LAHORE – After a long period, the Federal Board of Revenue (FBR) has at last withdrawn exemption on taxability of joint ventures in which one partner is non-resident company, saving national exchequer from loss of around Rs300 billion annually, as over 1,200 AOPs were evading tax, which has now been stopped. However, the tax department has not announced to recover longstanding dues of billions of rupees from these companies, registering criminal cases against them by invoking section 122 of the Income Tax Ordinance, 2001 since 2003.
It is to be noted that around 1,200 so-called foreign companies, which entered into joint ventures with Pakistani firms and became ‘resident persons’, were found to be evading tax, rather claiming refunds as their proprietors are portraying themselves as ‘non-resident persons’, inflicting about Rs300 billion annual loss to national exchequer due to some confusion in international tax law .

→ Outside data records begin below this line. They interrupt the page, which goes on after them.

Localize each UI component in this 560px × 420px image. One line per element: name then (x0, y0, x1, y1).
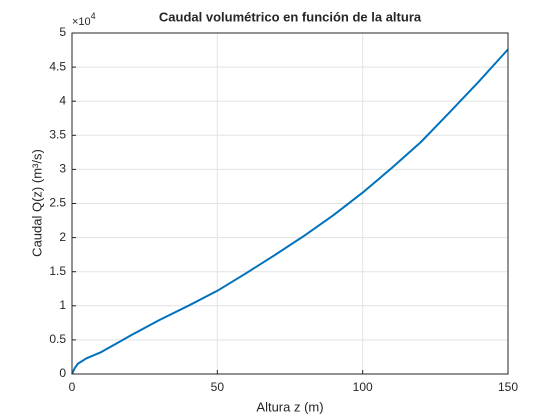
y-tick-label: 4.5 (49, 59, 66, 73)
x-tick-label: 0 (69, 380, 76, 394)
y-tick-label: 1 (59, 298, 66, 312)
y-exponent: ×104 (72, 11, 96, 28)
y-tick-label: 1.5 (49, 264, 66, 278)
data-line (71, 48, 509, 375)
y-tick-label: 3.5 (49, 127, 66, 141)
y-exponent-power: 4 (91, 11, 96, 21)
y-tick-label: 2 (59, 230, 66, 244)
y-tick-label: 4 (59, 93, 66, 107)
plot (71, 48, 509, 375)
x-tick-label: 50 (211, 380, 225, 394)
y-tick-label: 2.5 (49, 196, 66, 210)
y-exponent-base: ×10 (72, 16, 91, 28)
y-tick-label: 5 (59, 25, 66, 39)
y-axis-label: Caudal Q(z) (m³/s) (29, 149, 44, 257)
x-tick-label: 100 (353, 380, 373, 394)
y-tick-label: 0 (59, 366, 66, 380)
y-tick-label: 3 (59, 162, 66, 176)
chart-title: Caudal volumétrico en función de la altu… (159, 9, 422, 24)
x-axis-label: Altura z (m) (256, 399, 323, 414)
y-tick-label: 0.5 (49, 332, 66, 346)
x-tick-label: 150 (498, 380, 518, 394)
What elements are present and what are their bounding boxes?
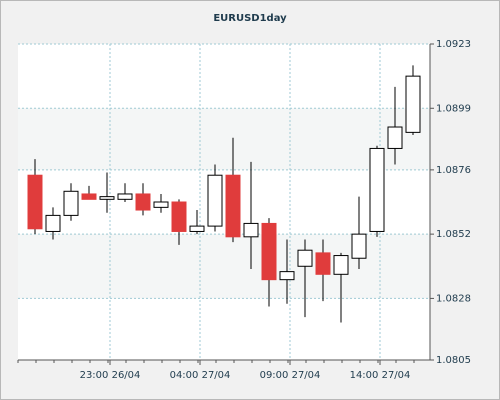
candle-body xyxy=(207,174,223,227)
candle-body xyxy=(243,222,259,238)
candle-body xyxy=(117,193,133,200)
plot-area xyxy=(18,44,430,360)
y-tick-label: 1.0805 xyxy=(436,355,471,366)
grid-band xyxy=(18,234,430,299)
candle-body xyxy=(387,126,403,149)
candle-body xyxy=(315,252,331,275)
candle-body xyxy=(279,271,295,281)
candle-body xyxy=(297,249,313,267)
candle-body xyxy=(405,75,421,133)
candle-body xyxy=(45,214,61,232)
x-tick-label: 14:00 27/04 xyxy=(350,370,411,381)
candle-body xyxy=(153,201,169,208)
x-tick-label: 09:00 27/04 xyxy=(260,370,321,381)
candle-body xyxy=(135,193,151,211)
candle-body xyxy=(81,193,97,200)
candle-body xyxy=(189,225,205,232)
y-tick-label: 1.0923 xyxy=(436,39,471,50)
candle-body xyxy=(333,255,349,275)
candle-body xyxy=(63,190,79,216)
candle-body xyxy=(261,222,277,281)
candle-body xyxy=(27,174,43,230)
grid-band xyxy=(18,108,430,170)
candle-body xyxy=(225,174,241,238)
candle-body xyxy=(351,233,367,259)
candle-body xyxy=(171,201,187,232)
x-tick-label: 04:00 27/04 xyxy=(170,370,231,381)
y-tick-label: 1.0876 xyxy=(436,165,471,176)
y-tick-label: 1.0828 xyxy=(436,293,471,304)
chart-title: EURUSD1day xyxy=(213,13,287,24)
candle-body xyxy=(99,196,115,200)
y-tick-label: 1.0852 xyxy=(436,229,471,240)
x-tick-label: 23:00 26/04 xyxy=(80,370,141,381)
y-tick-label: 1.0899 xyxy=(436,103,471,114)
candle-body xyxy=(369,147,385,232)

The Federal Board of Revenue has now removed this confusion in the Circular 1 of 2013 (international taxes) wherein the scope of taxation under section 153 of the Income Tax Ordinance, 2001 has been elaborated for non-resident Association of Persons (AOPs) and Joint Ventures (JVs). The FBR has issued incme tax circular 2 of 2013.
According to Circular 2 of 2013, the Circular No 1 of 2013, was issued to regulate and standardise tax treatment of joint ventures in which one of the partners is a non-resident person. The Board has been notified of an important omission in the text of the aforementioned circular. Accordingly, the words “clauses (a) and (b) of Section 153 of the Income Tax Ordinance, 2001” inadvertently appearing in line No 4 of para 2 of Circular No 01 of 2013, dated January 18, 2013, are replaced with words “under Sub-section (1) of Section 153 of the Income Tax Ordinance, 2001”. Rest of Circular No 01 of 2013 holds good in entirety, FBR added. Meanwhile, FBR Union central president Mian Abdul Qayyum while addressing a press conference, here at RTO on Monday appreciated the FBR Chairman for withdrawing tax exemption for AOPs, however, he demanded the authorities to also recover the dues from these companies which turn into billions of rupees.
He said that when Non-Resident Persons enter into JV with locals, as per Income Tax Ordinance (ITO) section 84, their status changes to Resident Persons and they are bound to pay tax under section 153 (I) (c) of the ITO 2001. He said such foreigners or their companies, then, can neither claim any kind of refund nor can avail any exemptions and they are bound to pay full taxes on all kinds of contractual transactions.
He said that the FBR Union tried to unveil the scandal of Rs300 billion per annum loss to national kitty which some FBR high-ups were trying to cover up.
He said the union had unearthed over 1,200 such resident companies which were not paying taxes despite some of them have lost cases in the court of Federal Tax Ombudsman (FTO). Following the FTO decisions in favour of the department, the FBR, instead of issuing a circular to collect taxes, was favouring them by keeping silent.
He also proposed that the said cases may be re-opened under section 122 for the last five years and also retrieve the loss of revenue in trillions of rupees.
He, while quoting the experts, said that keeping in view the provisions of section 84, 92, 153 and 169 of the ITO, 2001 read with Pakistan Engineering Council bye-Laws, 1987, all non-residents have constituted AOPs for all projects in Pakistan which can be verified by obtaining copies of contracts from Pakistan Engineering Council, Islamabad, therefore, tax deducted from Joint Ventures or Association of Persons is a final tax. Hence, neither exemption certificate nor refund in these cases may be issued.
He said it is expected that FBR can retrieve the loss of revenue approximately in 1200 cases of alike nature of non-residents. Mian Abdul Qayyum, observed that FRAEU would keep on its strenuous efforts in the best interest of revenue accountable to govt exchequer along with having observance of common interests of the FBR.